NEW ALBANY — Pregnant women across Indiana say they are feeling over-worked and alone and it's causing issues with their pregnancies.
Twanni McClellan, who lives in New Albany, says she felt like she had no choice but to work, even though her doctor said she needed to be on "light duty."
"I'm thinking to myself why do I keep coming back? Why would I keep coming back? But I felt like I had no choice," McClellan said.
Despite having the doctor's note, her manager still required her to do strenuous work.
"There were huge boxes, about 60 pound boxes, that I would have to lift up from the freezer," McClellan said.
She says she needed the money and was worried the same thing might happen if she left her job and went somewhere else, she kept working.
"Eventually, I lost my child," McClellan said. "It hurt so bad and I still had to go back in that place after the fact that I lost my child and look at this guy in his face."
According to the Indiana Institute for Working Families, Indiana is not one of the 27 states with pregnancy discrimination laws.
Under current Indiana laws, an employer has to provide accommodations if a woman develops conditions that fall under the disabilities act and she can prove the employer has made similar accommodations for an employer in the past.
"We know there's a connection between physically demanding work and preterm birth, which is the leading cause of Infant Mortality in Indiana," Erin Macey with Indiana Institute for Working Families said.

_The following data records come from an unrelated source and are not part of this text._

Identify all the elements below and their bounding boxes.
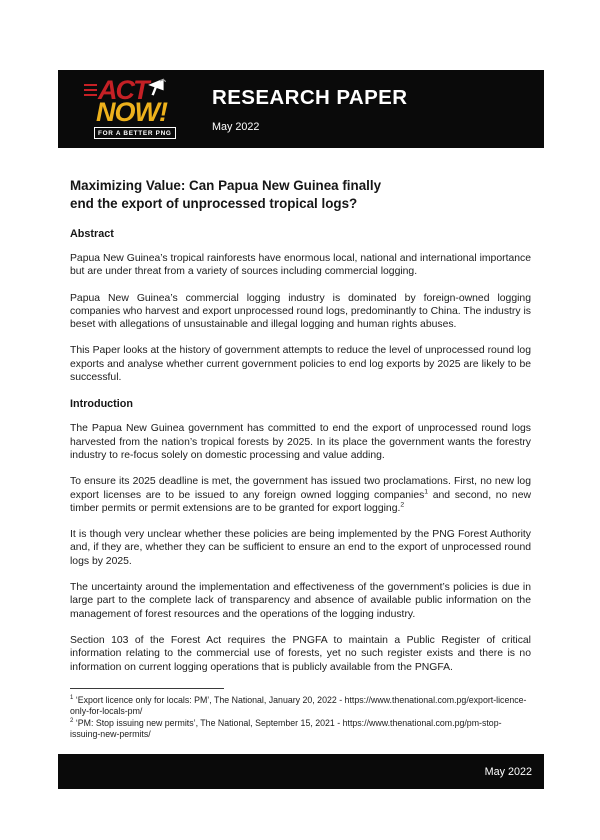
footnotes-section: [70, 688, 531, 741]
act-now-logo: [84, 75, 188, 139]
document-body: [70, 177, 531, 687]
document-title-line2: end the export of unprocessed tropical logs?: [70, 196, 358, 211]
introduction-paragraph-4: The uncertainty around the implementation and effectiveness of the government’s policies is due in large part to the complete lack of transparency and absence of available public information on the management of forest resources and the operations of the logging industry.: [70, 582, 531, 620]
header-text-block: [212, 86, 407, 133]
introduction-paragraph-5: Section 103 of the Forest Act requires the PNGFA to maintain a Public Register of critical information relating to the commercial use of forests, yet no such register exists and there is no information on current logging operations that is publicly available from the PNGFA.: [70, 634, 531, 673]
footnote-separator: [70, 688, 224, 689]
research-paper-heading: RESEARCH PAPER: [212, 85, 408, 109]
footnote-ref-1: 1: [424, 488, 429, 496]
footer-bar: [58, 754, 544, 789]
footnote-text-2: ‘PM: Stop issuing new permits’, The National, September 15, 2021 - https://www.thenational.com.pg/pm-stop-issuing-new-permits/: [70, 717, 502, 740]
document-title-line1: Maximizing Value: Can Papua New Guinea finally: [70, 178, 382, 193]
introduction-paragraph-3: It is though very unclear whether these policies are being implemented by the PNG Forest Authority and, if they are, whether they can be sufficient to ensure an end to the export of unprocessed round logs by 2025.: [70, 529, 531, 567]
header-date: May 2022: [212, 120, 260, 133]
abstract-heading: Abstract: [70, 228, 114, 240]
logo-word-now: NOW!: [96, 97, 167, 127]
introduction-paragraph-2: [70, 475, 531, 515]
abstract-paragraph-3: This Paper looks at the history of government attempts to reduce the level of unprocessed round log exports and analyse whether current government policies to end log exports by 2025 are likely to be successful.: [70, 345, 531, 384]
logo-act-row: [84, 75, 148, 105]
paragraph-text: and second, no new timber permits or permit extensions are to be granted for export logging.: [70, 489, 531, 514]
footnote-marker-2: 2: [70, 717, 74, 724]
paragraph-text: To ensure its 2025 deadline is met, the government has issued two proclamations. First, no new log export licenses are to be issued to any foreign owned logging companies: [70, 476, 531, 501]
speed-lines-decoration: [84, 84, 97, 97]
logo-word-act: ACT: [98, 75, 148, 105]
cursor-icon: [144, 77, 166, 97]
abstract-paragraph-2: Papua New Guinea’s commercial logging industry is dominated by foreign-owned logging companies who harvest and export unprocessed round logs, predominantly to China. The industry is beset with allegations of unsustainable and illegal logging and human rights abuses.: [70, 292, 531, 331]
abstract-paragraph-1: Papua New Guinea’s tropical rainforests have enormous local, national and international importance but are under threat from a variety of sources including commercial logging.: [70, 253, 531, 278]
introduction-paragraph-1: The Papua New Guinea government has committed to end the export of unprocessed round logs harvested from the nation’s tropical forests by 2025. In its place the government wants the forestry industry to re-focus solely on domestic processing and value adding.: [70, 423, 531, 461]
footnote-1: [70, 695, 531, 718]
header-bar: [58, 70, 544, 148]
footnote-marker-1: 1: [70, 695, 74, 702]
logo-tagline: FOR A BETTER PNG: [94, 127, 176, 139]
footer-date: May 2022: [484, 765, 532, 778]
introduction-heading: Introduction: [70, 398, 133, 411]
footnote-2: [70, 718, 531, 741]
footnote-text-1: ‘Export licence only for locals: PM’, The National, January 20, 2022 - https://www.thenational.com.pg/export-licence-only-for-locals-pm/: [70, 695, 527, 717]
footnote-ref-2: 2: [400, 501, 405, 509]
document-title: [70, 177, 531, 213]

Until new laws are passed, Macey says there isn't much women can do.
"Right now, all women can and do file complaints with the civil rights commission under sex discrimination law, but their ability to secure those protections really hinges on whether or not they can identify someone else at their workplace who’s been accommodated,” Macey said.
Lawmakers have tried passing pregnancy accommodation laws in the past, but last year it did not make it out of the committee.
There are plans for lawmakers to introduce legislation next month.